Leona: Well, just a fiddley point. I put the words after "thinking" in quote marks, and I was wondering if they should be in italics instead.
Kim: Well, since we've cut all those [LAUGHS] it doesn't matter any more.
Richard: [LAUGHS] This dialogue is out.
Elizabeth: To be honest, I don't think you should do anything. I think you should just have a capital I for 'It.'
Kim: Oh yes! So it would be free-indirect speech.
Leona: Right. Yeah
Elizabeth: And then maybe, conceivably, you might want to have something other than a full stop.
Richard: Yes, that's sounding better.
Leona: So you get rid of the quote marks?
Richard: I think that's just small making and mending, though.
Elizabeth: Well, that's what we were asked to do.
Leona: Yes, it was a small making and mending sort of question.
Elizabeth: Yes. Leona, I'm sorry I didn't like it all that much.
Leona: No, you don't have to like it.
Cahal: I loved it, up to a point. Something goes wrong after that.
Kim: Mmm. Except you can't end with a "small making and mending." That's too small an ending.
Cahal: I liked it.
Kim: Mmm. I like something big like the Titanic. Epic.
Leona: Do people think it does work without the last bit?
Cahal: I'm not really sure. I hate things where you say: 'get rid of all this' or 'get rid of a whole chunk.' I just have a feeling that it's after that that I start to get uncomfortable. One argument is that the poem's wrong, and the other argument is that the poem's telling me something that makes me fell uncomfortable, and that might be good. I'm not really campaigning for it to end there, but just can't quite see exactly what's wrong after that.
Elizabeth: I think it could be transformed for me by being in context. Particularly, if, for instance, the mother turns and gets up, or something quite dramatic happens next. And then it could start to make some sort of sense.
Richard: Or if you leave the idea of the mother with the speech, and just finish it with "Once again. Once again."
Kim: Oh yes, that's quite nice. Yes.
Richard: And not actually realise the metaphor.
Leona: Yes. I suppose my problem with that is wanting to get to the flames.
Cahal: The other part of that is: if we're saying "once again, once again," we have to be doing something.

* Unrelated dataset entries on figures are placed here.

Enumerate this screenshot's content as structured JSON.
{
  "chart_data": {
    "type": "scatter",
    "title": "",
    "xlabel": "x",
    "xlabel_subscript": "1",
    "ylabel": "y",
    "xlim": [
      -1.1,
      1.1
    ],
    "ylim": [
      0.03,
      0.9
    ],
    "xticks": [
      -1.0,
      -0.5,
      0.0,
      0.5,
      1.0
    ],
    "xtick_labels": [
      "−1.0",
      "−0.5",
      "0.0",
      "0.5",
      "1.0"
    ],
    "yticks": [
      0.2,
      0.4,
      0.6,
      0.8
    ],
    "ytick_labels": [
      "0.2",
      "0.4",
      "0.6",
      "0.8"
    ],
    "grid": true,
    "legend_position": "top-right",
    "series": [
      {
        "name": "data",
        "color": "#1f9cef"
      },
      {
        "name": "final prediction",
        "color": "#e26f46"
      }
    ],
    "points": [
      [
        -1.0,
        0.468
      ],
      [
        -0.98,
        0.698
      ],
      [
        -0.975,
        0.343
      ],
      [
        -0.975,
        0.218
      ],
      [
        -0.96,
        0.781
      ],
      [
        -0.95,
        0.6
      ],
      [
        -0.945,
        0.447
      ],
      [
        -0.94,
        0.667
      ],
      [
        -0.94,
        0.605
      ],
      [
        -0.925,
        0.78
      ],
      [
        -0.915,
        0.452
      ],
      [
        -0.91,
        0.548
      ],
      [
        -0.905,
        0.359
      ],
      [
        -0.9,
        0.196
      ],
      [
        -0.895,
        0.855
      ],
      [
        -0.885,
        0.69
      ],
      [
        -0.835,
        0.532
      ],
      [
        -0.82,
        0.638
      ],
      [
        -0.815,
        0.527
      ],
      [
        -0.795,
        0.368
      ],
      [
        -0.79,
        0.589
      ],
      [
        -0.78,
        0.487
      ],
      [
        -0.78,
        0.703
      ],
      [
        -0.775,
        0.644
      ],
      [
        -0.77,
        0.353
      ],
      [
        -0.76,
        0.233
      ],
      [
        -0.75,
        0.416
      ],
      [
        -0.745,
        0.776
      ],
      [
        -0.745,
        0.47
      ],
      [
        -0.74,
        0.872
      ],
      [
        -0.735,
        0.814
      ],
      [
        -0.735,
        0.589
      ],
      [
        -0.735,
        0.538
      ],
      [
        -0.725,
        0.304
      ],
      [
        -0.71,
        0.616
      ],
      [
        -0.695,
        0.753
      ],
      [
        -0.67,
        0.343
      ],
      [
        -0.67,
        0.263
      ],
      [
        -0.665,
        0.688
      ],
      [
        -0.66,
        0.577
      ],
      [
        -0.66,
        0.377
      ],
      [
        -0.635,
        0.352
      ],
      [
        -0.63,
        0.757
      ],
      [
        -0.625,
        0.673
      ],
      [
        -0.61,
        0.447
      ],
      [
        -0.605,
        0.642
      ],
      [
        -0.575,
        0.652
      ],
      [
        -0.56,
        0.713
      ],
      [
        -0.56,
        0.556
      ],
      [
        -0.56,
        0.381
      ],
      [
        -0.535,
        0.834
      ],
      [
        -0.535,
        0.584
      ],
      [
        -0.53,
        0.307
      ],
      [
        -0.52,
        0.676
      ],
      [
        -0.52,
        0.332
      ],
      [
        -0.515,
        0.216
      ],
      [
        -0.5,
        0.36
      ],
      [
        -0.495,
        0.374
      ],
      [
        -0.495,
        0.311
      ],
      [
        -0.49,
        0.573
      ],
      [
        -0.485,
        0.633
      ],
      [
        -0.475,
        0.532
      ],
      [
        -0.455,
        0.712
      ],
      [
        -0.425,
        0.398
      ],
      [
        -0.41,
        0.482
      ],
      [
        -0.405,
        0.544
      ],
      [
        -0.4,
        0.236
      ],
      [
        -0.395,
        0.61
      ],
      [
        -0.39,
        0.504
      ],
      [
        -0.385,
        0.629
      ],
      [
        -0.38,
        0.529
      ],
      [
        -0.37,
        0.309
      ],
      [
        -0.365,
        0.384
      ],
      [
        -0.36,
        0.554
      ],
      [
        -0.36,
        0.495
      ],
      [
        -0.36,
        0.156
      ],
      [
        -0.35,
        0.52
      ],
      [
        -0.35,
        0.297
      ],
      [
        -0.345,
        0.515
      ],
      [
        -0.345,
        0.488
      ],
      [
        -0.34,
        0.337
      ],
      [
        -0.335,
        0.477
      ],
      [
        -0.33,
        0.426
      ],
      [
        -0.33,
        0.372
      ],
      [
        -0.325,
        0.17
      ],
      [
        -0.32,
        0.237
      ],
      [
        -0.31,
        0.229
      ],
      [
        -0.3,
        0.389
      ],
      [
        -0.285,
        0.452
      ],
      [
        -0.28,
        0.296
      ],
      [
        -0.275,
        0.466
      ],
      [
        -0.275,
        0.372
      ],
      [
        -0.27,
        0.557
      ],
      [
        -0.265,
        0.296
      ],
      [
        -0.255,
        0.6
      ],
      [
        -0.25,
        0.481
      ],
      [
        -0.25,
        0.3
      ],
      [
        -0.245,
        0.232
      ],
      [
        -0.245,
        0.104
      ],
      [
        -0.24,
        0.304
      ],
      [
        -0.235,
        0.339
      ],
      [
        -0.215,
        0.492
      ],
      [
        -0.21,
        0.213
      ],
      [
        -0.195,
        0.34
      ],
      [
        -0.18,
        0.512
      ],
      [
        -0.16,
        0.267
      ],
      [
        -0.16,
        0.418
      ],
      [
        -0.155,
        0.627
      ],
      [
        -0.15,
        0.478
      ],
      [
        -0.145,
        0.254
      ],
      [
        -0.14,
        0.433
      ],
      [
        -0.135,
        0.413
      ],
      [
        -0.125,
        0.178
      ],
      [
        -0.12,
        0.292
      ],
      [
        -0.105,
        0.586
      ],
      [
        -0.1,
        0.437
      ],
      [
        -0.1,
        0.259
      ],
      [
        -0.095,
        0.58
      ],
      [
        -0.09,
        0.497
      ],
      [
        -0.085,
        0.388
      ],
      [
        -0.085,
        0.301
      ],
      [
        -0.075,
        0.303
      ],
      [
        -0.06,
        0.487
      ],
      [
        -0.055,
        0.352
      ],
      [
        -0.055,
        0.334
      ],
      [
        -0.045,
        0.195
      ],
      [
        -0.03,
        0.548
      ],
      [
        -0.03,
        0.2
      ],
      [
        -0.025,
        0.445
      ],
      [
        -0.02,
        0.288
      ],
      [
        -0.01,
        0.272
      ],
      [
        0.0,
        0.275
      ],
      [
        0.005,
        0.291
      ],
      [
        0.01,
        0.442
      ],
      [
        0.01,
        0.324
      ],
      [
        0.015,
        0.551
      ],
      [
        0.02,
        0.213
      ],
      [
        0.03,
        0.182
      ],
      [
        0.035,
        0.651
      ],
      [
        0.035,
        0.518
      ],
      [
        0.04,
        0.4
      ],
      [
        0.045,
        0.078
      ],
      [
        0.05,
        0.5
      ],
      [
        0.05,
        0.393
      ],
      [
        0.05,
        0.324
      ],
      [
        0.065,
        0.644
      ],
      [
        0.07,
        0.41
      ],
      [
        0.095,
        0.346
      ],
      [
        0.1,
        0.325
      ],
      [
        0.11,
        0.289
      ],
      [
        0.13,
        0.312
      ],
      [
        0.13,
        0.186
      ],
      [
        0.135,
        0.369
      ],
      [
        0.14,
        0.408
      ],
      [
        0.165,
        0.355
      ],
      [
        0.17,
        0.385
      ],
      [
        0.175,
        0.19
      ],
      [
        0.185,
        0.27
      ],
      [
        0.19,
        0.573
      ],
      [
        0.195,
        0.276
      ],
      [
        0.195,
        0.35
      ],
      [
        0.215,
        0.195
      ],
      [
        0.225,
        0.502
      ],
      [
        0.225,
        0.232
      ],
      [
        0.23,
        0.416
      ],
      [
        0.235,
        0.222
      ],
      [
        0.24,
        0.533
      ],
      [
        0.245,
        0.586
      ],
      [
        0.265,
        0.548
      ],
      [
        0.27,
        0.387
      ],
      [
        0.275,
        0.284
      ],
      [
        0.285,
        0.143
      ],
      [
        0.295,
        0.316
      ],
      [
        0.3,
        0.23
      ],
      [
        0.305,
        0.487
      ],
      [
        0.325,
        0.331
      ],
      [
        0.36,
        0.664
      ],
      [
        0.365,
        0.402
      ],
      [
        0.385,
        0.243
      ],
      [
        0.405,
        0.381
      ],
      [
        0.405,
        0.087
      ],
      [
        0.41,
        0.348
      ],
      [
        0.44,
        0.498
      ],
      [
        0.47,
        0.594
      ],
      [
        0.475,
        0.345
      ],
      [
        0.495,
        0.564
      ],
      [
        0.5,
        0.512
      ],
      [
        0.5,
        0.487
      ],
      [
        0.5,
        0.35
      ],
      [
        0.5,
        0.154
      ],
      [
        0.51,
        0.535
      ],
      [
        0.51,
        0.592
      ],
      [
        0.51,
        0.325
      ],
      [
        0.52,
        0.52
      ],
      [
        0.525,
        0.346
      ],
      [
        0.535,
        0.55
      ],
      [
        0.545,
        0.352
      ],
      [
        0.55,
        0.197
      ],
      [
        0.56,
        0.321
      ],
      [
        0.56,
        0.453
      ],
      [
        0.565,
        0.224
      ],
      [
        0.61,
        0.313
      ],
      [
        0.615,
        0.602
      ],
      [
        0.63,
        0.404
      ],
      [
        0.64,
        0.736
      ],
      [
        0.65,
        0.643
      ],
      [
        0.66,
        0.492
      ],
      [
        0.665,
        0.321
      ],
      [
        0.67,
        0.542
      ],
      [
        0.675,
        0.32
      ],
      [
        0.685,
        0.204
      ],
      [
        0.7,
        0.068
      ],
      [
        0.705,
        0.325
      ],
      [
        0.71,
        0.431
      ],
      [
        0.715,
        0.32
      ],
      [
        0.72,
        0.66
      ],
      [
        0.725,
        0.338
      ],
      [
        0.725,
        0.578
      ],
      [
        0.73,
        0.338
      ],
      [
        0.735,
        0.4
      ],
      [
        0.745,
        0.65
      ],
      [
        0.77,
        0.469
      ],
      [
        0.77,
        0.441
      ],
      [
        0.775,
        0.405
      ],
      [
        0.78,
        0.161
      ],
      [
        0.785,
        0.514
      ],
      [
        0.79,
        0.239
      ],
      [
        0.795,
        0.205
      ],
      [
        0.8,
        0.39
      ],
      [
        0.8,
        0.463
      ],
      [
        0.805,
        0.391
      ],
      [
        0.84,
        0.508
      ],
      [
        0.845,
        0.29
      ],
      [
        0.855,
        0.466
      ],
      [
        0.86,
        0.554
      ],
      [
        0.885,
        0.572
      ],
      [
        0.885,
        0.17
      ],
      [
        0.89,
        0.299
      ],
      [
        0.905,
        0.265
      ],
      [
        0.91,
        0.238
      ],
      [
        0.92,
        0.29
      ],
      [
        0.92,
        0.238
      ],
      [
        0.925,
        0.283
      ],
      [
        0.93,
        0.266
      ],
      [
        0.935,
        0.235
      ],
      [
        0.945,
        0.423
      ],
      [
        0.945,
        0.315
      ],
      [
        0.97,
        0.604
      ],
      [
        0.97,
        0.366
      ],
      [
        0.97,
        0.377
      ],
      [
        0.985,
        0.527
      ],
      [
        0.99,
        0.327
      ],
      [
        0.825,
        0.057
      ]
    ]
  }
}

Leona: Maybe the children are waiting
Cahal: You have to see the danger without telling it. I think you have to see the foolishness of these children, thinking it can all be put right.
Kim: Yeah. And they can't. That's the important bit.
Cahal: We have to be able to see from their behaviour, what they're going to do.
Leona: If you think about the context, the flames can be a number of sorts of flames, if you stick with the biblical, people talked about the biblical flames, and the atomic flames, but there's also this idea of the comet, and astroid. And back at the beginning, just for your information, the wall in Hiroshima's not the only 'shadowed wall' that is standing witness. The Holocaust memorial and the Vietnam memorial. I think that that's not just in my imagination, because other people have responded to those, depending on their own experience, without thinking of Hiroshima at all . Thank you. I thank you.